Why Greyhound is not a pariah in Temecula. So maybe if that's the case then Councilman Steve Adams can shuttle Riversiders to the station down there.

As for Greyhound in Riverside, the Press Enterprise Editorial Board wants to keep it there.




Former Riverside County Sheriff Bob Doyle gets to keep his political appointment on the parole board.



Local counties seek more money for grade separations.




If you think it's been smoggier this year in the Inland Empire, it's not just your imagination.





The lawsuit filed against the Los Angeles Police Department's "Special Order 40" became history after a county judge tossed it out.





The New York Times Editorial Board continues its discussion on tasers.


(excerpt)



If more Tasers are deployed in New York City, strict conditions would have to be imposed on who could use them and under what circumstances. They might make sense as a last-resort alternative to lethal force, but it would be folly to allow them to be used in more routine situations like crowd control or policing political demonstrations. Nor should they be seen as the full answer to the problem of police shootings.

The RAND report suggested beginning with a pilot program in a few precincts. Mr. Kelly should give the matter the most careful study before taking even this limited first step.







A police officer in Florida got in trouble for impersonating a federal agent purportedly investigating corruption in his own police department.


(excerpt, Florida Keys Keynoter)



On May 29, Capt. Frank Sauer wrote his finding of facts on the Neary case, stating "there is a preponderance of evidence that officer Thomas Neary did represent himself falsely as: an agent, associate, representative or operative of the federal government...."

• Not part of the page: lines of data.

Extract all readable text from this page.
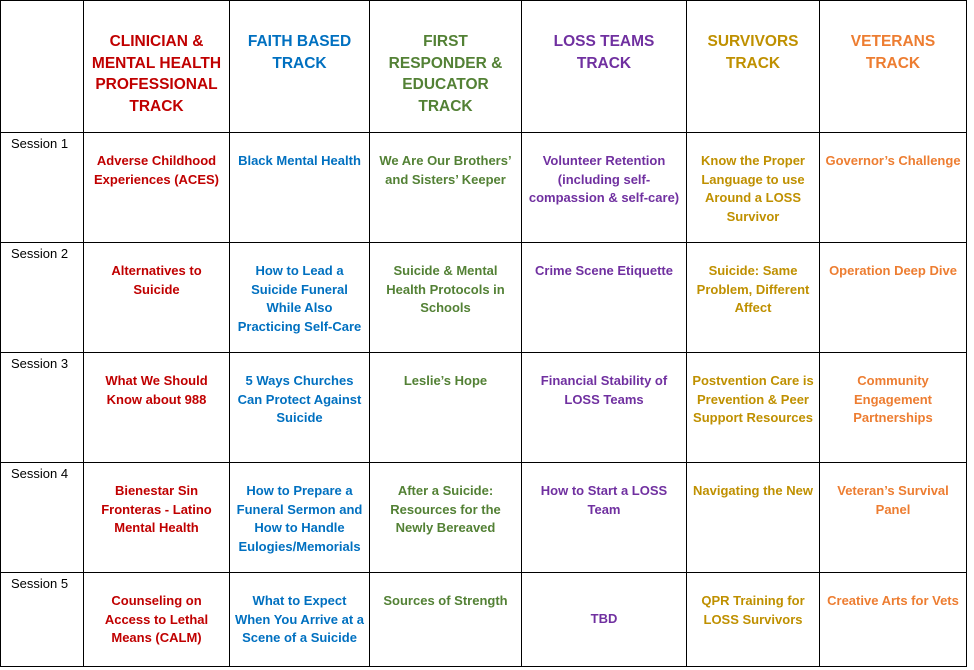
	CLINICIAN & MENTAL HEALTH PROFESSIONAL TRACK	FAITH BASED TRACK	FIRST RESPONDER & EDUCATOR TRACK	LOSS TEAMS TRACK	SURVIVORS TRACK	VETERANS TRACK
Session 1	Adverse Childhood Experiences (ACES)	Black Mental Health	We Are Our Brothers’ and Sisters’ Keeper	Volunteer Retention (including self-compassion & self-care)	Know the Proper Language to use Around a LOSS Survivor	Governor’s Challenge
Session 2	Alternatives to Suicide	How to Lead a Suicide Funeral While Also Practicing Self-Care	Suicide & Mental Health Protocols in Schools	Crime Scene Etiquette	Suicide: Same Problem, Different Affect	Operation Deep Dive
Session 3	What We Should Know about 988	5 Ways Churches Can Protect Against Suicide	Leslie’s Hope	Financial Stability of LOSS Teams	Postvention Care is Prevention & Peer Support Resources	Community Engagement Partnerships
Session 4	Bienestar Sin Fronteras - Latino Mental Health	How to Prepare a Funeral Sermon and How to Handle Eulogies/Memorials	After a Suicide: Resources for the Newly Bereaved	How to Start a LOSS Team	Navigating the New	Veteran’s Survival Panel
Session 5	Counseling on Access to Lethal Means (CALM)	What to Expect When You Arrive at a Scene of a Suicide	Sources of Strength	TBD	QPR Training for LOSS Survivors	Creative Arts for Vets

Sauer's findings also stated that Neary, a Big Pine Key resident, convinced fellow and former officers and a supervisor that "this information was to be kept confidential between him and the witness officers."

For those reasons and others, Neary's behavior was deemed "unbecoming conduct" but not "unlawful conduct."

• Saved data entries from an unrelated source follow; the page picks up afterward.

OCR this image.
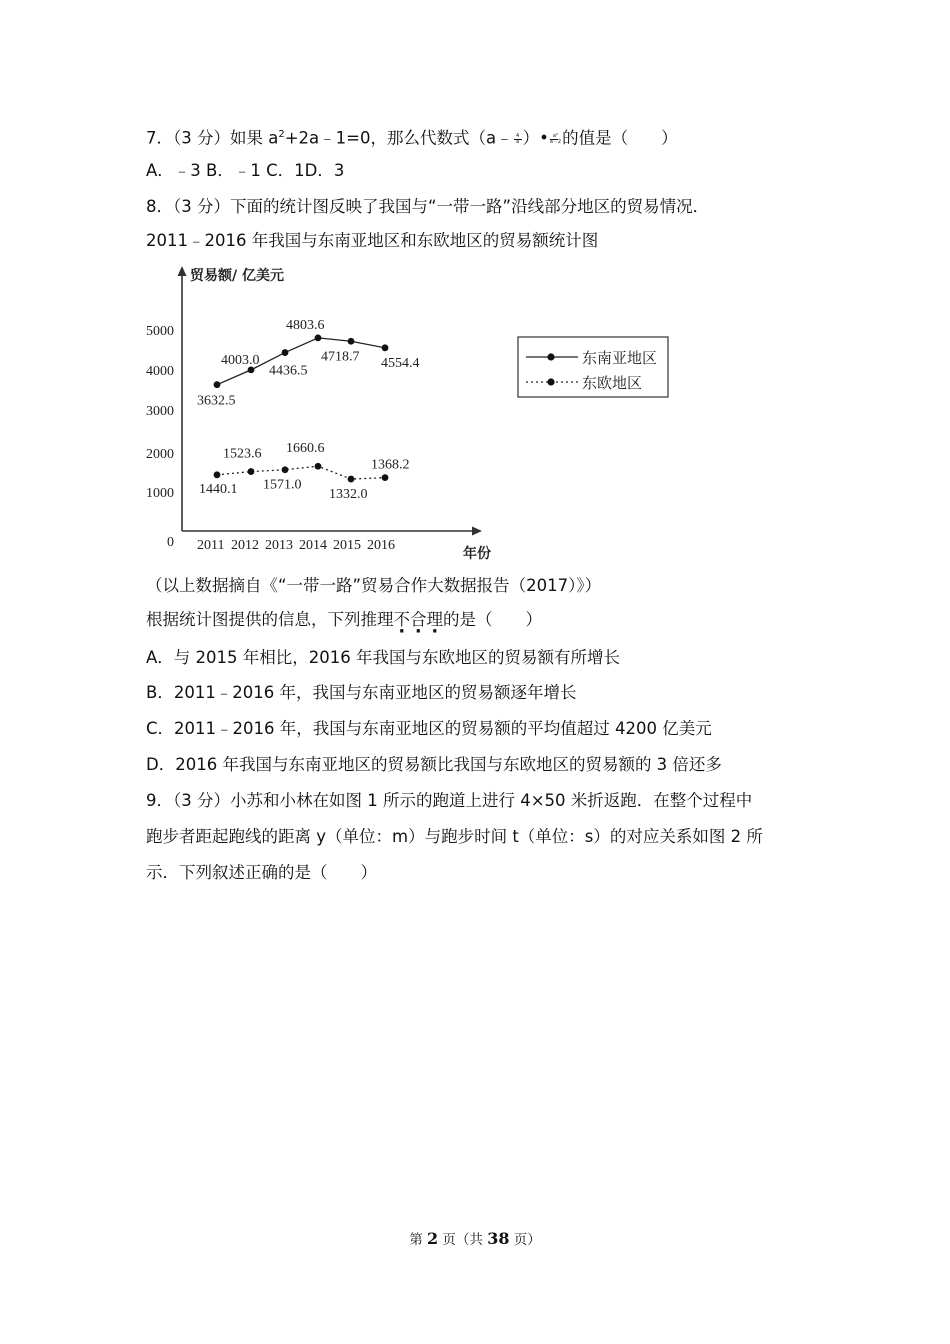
7．（3 分）如果 $a^2+2a﹣1=0$，那么代数式（a﹣ $\frac{4}{a}$ ）• $\frac{\text{a²}}{a﹣2}$ 的值是（　　）
A．﹣3 B．﹣1 C．1D．3
8．（3 分）下面的统计图反映了我国与“一带一路”沿线部分地区的贸易情况．
2011﹣2016 年我国与东南亚地区和东欧地区的贸易额统计图
贸易额/ 亿美元
年份
0
1000
2000
3000
4000
5000
2011 2012 2013 2014 2015 2016
3632.5
4003.0
4436.5
4803.6
4718.7 4554.4
1440.1
1523.6
1571.0
1660.6
1332.0
1368.2
东南亚地区
东欧地区
（以上数据摘自《“一带一路”贸易合作大数据报告（2017）》）
根据统计图提供的信息，下列推理不合理的是（　　）
A．与 2015 年相比，2016 年我国与东欧地区的贸易额有所增长
B．2011﹣2016 年，我国与东南亚地区的贸易额逐年增长
C．2011﹣2016 年，我国与东南亚地区的贸易额的平均值超过 4200 亿美元
D．2016 年我国与东南亚地区的贸易额比我国与东欧地区的贸易额的 3 倍还多
9．（3 分）小苏和小林在如图 1 所示的跑道上进行 4×50 米折返跑．在整个过程中
跑步者距起跑线的距离 y（单位：m）与跑步时间 t（单位：s）的对应关系如图 2 所
示．下列叙述正确的是（　　）
第 2 页（共 38 页）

The letter also states that Neary's attorney, Michael Barnes, sent a list of "an additional 112 witnesses that he now wanted to be interviewed, including Officer Neary." Barnes has refused to discuss the case with the Keynoter.

The Neary investigation even involved bugging Lt. Kathleen Ream's office to record conversations she had with him. Transcripts from the bugging show some statements that indicate Neary told Ream he and his wife are federal agents. Barnes has questioned the validity of those transcripts, saying the department altered them.